L’AZIONE si inserisce in un panorama di agitazione generale, attualmente caratterizzato da scioperi anche nel settore alberghiero e dell’intrattenimento. La forza lavoro – oltre 30mila lavoratori, in gran parte ispanici – che mandano avanti gli alberghi, cruciali per il florido settore turistico della California meridionale, è da settimane impegnata in una serie di scioperi a singhiozzo per ottenere migliori condizioni salariali e di lavoro. Contemporaneamente continua la paralisi della macchina produttiva di Hollywood a opera di quasi 12mila sceneggiatori e 170mila attori che hanno incrociato le braccia rispettivamente a maggio e luglio.

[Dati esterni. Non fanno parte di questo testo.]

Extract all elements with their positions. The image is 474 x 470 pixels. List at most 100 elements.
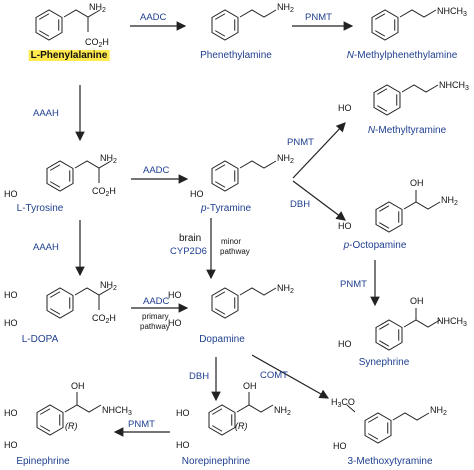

Alla base della loro azione, rivendicazioni su sicurezza, compensi, diritti d’autore e una serie di tematiche legate alla rivoluzione prossima ventura legata all’uso dell’intelligenza artificiale nella produzione di serie e film (dallo sviluppo delle sceneggiature alla riproduzione di “attori” sintetici).

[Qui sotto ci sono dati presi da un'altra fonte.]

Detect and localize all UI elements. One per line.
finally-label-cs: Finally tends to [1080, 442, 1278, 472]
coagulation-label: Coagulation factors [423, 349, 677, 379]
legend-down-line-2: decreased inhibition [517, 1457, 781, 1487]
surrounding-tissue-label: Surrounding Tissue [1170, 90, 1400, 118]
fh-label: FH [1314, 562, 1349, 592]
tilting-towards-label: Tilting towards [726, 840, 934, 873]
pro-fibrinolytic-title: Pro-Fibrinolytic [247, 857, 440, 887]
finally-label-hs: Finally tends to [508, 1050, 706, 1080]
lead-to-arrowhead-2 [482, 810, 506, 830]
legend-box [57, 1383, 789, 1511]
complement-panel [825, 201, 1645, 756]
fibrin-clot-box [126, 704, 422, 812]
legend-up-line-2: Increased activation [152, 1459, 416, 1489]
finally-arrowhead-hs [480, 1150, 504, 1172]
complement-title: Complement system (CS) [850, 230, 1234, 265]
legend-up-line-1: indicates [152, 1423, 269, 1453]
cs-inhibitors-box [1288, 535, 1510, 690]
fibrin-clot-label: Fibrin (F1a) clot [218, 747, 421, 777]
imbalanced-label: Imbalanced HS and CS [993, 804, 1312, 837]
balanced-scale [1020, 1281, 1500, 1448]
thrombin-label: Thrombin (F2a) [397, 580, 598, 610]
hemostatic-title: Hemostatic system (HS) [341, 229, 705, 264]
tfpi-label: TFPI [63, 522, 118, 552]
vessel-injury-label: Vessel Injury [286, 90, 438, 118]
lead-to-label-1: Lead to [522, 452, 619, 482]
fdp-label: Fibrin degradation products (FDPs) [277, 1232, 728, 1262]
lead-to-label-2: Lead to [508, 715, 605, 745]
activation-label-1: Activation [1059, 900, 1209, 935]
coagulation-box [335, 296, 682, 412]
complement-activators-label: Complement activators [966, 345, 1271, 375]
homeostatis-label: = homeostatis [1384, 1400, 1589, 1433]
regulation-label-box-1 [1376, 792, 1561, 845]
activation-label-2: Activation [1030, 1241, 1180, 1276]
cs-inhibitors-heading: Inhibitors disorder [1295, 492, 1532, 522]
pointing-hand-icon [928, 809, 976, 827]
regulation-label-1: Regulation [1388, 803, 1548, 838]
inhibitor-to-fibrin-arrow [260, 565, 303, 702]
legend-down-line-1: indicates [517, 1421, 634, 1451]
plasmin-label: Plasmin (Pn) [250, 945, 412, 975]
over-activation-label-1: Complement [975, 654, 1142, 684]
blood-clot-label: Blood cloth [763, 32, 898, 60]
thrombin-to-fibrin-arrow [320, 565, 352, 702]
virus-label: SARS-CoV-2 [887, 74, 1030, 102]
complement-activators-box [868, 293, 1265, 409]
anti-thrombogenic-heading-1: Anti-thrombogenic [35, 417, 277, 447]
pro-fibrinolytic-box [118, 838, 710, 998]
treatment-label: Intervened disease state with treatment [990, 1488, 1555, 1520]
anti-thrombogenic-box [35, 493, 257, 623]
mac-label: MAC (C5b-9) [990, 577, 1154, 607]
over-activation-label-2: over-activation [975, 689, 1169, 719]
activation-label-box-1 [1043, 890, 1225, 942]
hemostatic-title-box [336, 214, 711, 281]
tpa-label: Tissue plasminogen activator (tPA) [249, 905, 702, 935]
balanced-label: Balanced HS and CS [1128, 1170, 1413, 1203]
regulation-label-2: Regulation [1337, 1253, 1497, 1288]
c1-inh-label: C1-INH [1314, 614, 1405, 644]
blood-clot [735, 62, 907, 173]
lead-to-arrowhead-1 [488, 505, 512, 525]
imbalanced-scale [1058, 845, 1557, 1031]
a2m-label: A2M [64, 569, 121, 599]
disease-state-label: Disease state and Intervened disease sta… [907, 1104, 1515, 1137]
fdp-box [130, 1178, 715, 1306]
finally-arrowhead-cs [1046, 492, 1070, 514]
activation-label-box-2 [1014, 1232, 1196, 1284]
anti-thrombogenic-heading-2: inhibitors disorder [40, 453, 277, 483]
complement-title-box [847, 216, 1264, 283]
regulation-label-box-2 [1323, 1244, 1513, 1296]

Da qualche settimana in città è impossibile non imbattersi nei picchetti quotidiani davanti ai cancelli di uno dei numerosi studios o nei rumorosi presidi di protesta organizzati all’entrata di molti alberghi di lusso. Sabato lavoratori in lotta sono stati aggrediti da addetti alla sicurezza provocando alcune colluttazioni. Le agitazioni rappresentano un riallineamento dei rapporti di lavoro dopo gli scompensi della pandemia che hanno prodotto anomalie come le dimissioni di massa della great resignation, il boom del lavoro a distanza e l’emergere dei lavoratori «essenziali».

Le interruzioni sistemiche hanno contribuito a evidenziare gli scompensi fra salari e utili aziendali maggiorati dal precariato «intenzionale» su cui si fonda la gig economy. Ora molti sussidi di era pandemica stanno scadendo, rendendo più acuta la disuguaglianza.

 

GLI SCIOPERI dimostrano una rinnovata volontà rivendicativa, in evidenza anche nelle vertenze che hanno interessato aziende come Amazon e Starbucks. Dopo decenni di declino, le unions stanno riacquistando peso politico anche all’interno del partito democratico guidato da Joe Biden, che le ha da sempre ritenute parte integrante della sua coalizione, sullo sfondo delle prossime elezioni che promettono di rinnovare lo scontro con una destra populista ma anche sempre e più nettamente schierata con gli interessi industriali.

NELLA POLEMICA si è inserito perfino un eurodeputato italiano, Matteo Gazzini, rappresentante della Lega a Strasburgo e grande ammiratore di Donald Trump. Ha commentato lo sciopero dal Fairmont Miramar Hotel dove i manifestanti hanno disturbato con fischi e tamburi la sua luna di miele: «Agitatori fulminati ricattano Santa Monica finché non ottengono ciò che vogliono. Non si sciopera così», ha scritto, apparentemente non del tutto informato sulla dinamica delle vertenze sindacali. «Se non vi piace il vostro lavoro – ha continuato in inglese in un tweet di domenica scorsa – trovatevene un altro senza (…) svegliare tutto il vicinato alle 7 di mattina».